Super Saints sink Indy 31-17: Saints crowned Super Bowl champions to end NFL season
Posted by RichieZ23 on February 10, 2010
And just like that, it’s the end of the NFL season.
What a season it was though, and in the end, the New Orleans Saints are your 2009 NFL Champions.
I think that in the end the two best teams ended up playing each other, and you’d be hard pressed to find many NFL fans that disagree with that. Both teams were undefeated going into week 15, but Dallas beat New Orleans in a game that would eventually change the Cowboys’ season, and the Colts would eventually lose to the New York Jets, after pulling their starters in the 3rd quarter the following week.
Point is, both teams started out en-fuego, and the Colts and Saints were clearly the best two teams in the NFL this season. Being the Cowboys fan that I am, besides hoping that Dallas would win the Super Bowl, I was rooting for a Colts-Saints match up from day one.
Not only were the Colts and Saints the best teams, they had the best quarterbacks too. Peyton Manning won his record fourth MVP award, and Drew Brees set the single season record for completing 70.6-percent of his passes this season.
Brees played outstanding the entire game, taking what the defense gave him, and dropping dimes right and left, directly at the receivers. After this game, Drew Brees has proved he’s just as good, if not better than Peyton Manning, and deserves to be in the upper-echelon of quarterbacks named Brady and Manning.
What happened the all-mighty Super Bowl experience that all the Colts players had? All we heard was how much Super Bowl experience the Colts had, and how much it would help them. I’ll give the Colts credit, as they came out and dominated offensively and defensively for the first two series. After that though, there was little difference. If anything, the Saints played like the experienced team during crunch time.
For as great as Peyton Manning is, he is criticized for folding under pressure. A Super Bowl victory in 2006 squashed that talk, however with Manning’s performance in the Super Bowl in crunch time, I think the talk may circulate again.
Had he attained a second Super Bowl win, Manning would have secured himself as either the best, or the second best quarterback of all time. There is absolutely zero argument otherwise. The only starting quarterbacks that would have had more rings than him would be Terry Bradshaw, Joe Montana, Troy Aikman, and Tom Brady.
Not that Super Bowl’s are the determining factor though, but when you also add in the statistics Manning has, and will continue to put up combined with a would-be two rings, and he would be number one on my list.
That didn’t happen though and he threw a pick-six to Tracy Porter with 3:24 remaining, just 28 yards away from tying the game.
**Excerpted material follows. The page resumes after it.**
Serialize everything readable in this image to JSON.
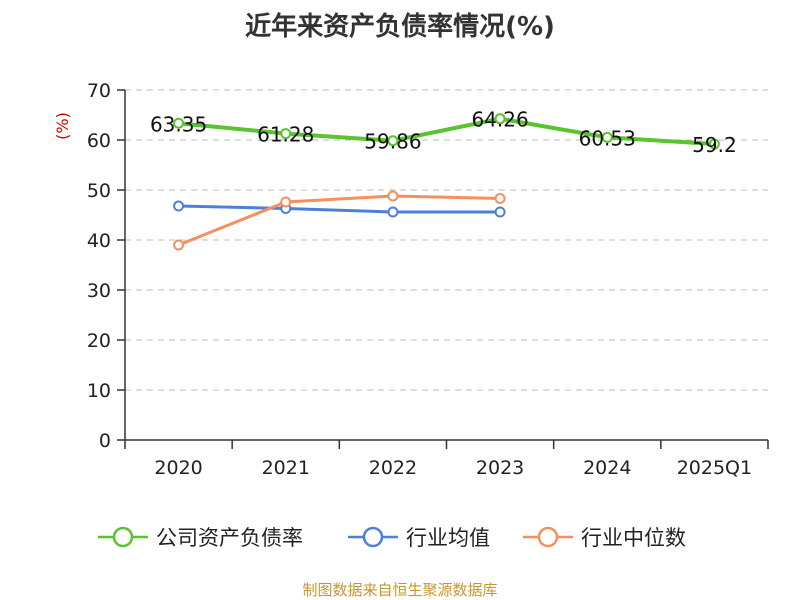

This was after he forced two balls into coverage that could have easily been picked off, possibly even housed by New Orleans.
The interception was on Reggie Wayne as well as Manning, however the greatest quarterback of all time does not throw that pick — period. It’s why calling Brett Favre the best quarterback of all time is a complete joke. It’s often forgotten, but Favre has by far the most interceptions thrown in NFL history with 317 picks, 40 more than the next closest. The greatest ever does not turn the ball over that much.
Where does Brees rank?
Brees now has a ring on his finger, and deserves mentioning with the greatest ever. I’m not sure that he’s top ten yet, but when it’s all said and done he has a shot. Another ring or two combined with seasons similar to this year, and he’s top-five. Super Bowls do not make or break a quarterback, but to be considered the greatest, you have to have to win a Super Bowl or two. Simply winning Super Bowls is not enough either, as you have to match the rings with your own numbers.
Brees has a good chance to get back to, and possibly win another Super Bowl, and if he continues to put up his recent numbers, he has to be mentioned with some of the greatest to ever play.
The only thing that matters to Saints fans, is he was the best quarterback when it mattered most, and arguably the best during the regular season too (completing 70-percent of your passes has to count for something).
The best play of the game was not made by MVP Brees though, but by Chris Reis, a backup and special teams player who recovered the surprise onside kick by the Saints to start the second half. The recovery was nice, but the call made by head coach Sean Payton was even better. Payton called an aggressive game, and even when it didn’t work (failed 4th and goal from the 1 yard line, and an end-around that lost 7 yards) he never backed away from his belief and philosophy, and it paid off in the end and it got the city of New Orleans a new and shiny Lombardi trophy.
Why couldn’t Bill Parcells have retired from Dallas after the 2005 season, and have Payton be promoted to head coach in 2006? Instead, he goes to New Orleans with Brees, Bush, and company, and three years later is a Super Bowl champion. That’s another story altogether though.
Now with New Orleans crowned champs, all 32 teams are back in the same seat as every other team — preparing for the NFL draft, and starting the whole process over again for a sure-to-be exciting 2010 season.
The seven month stretch without football is always a long one however.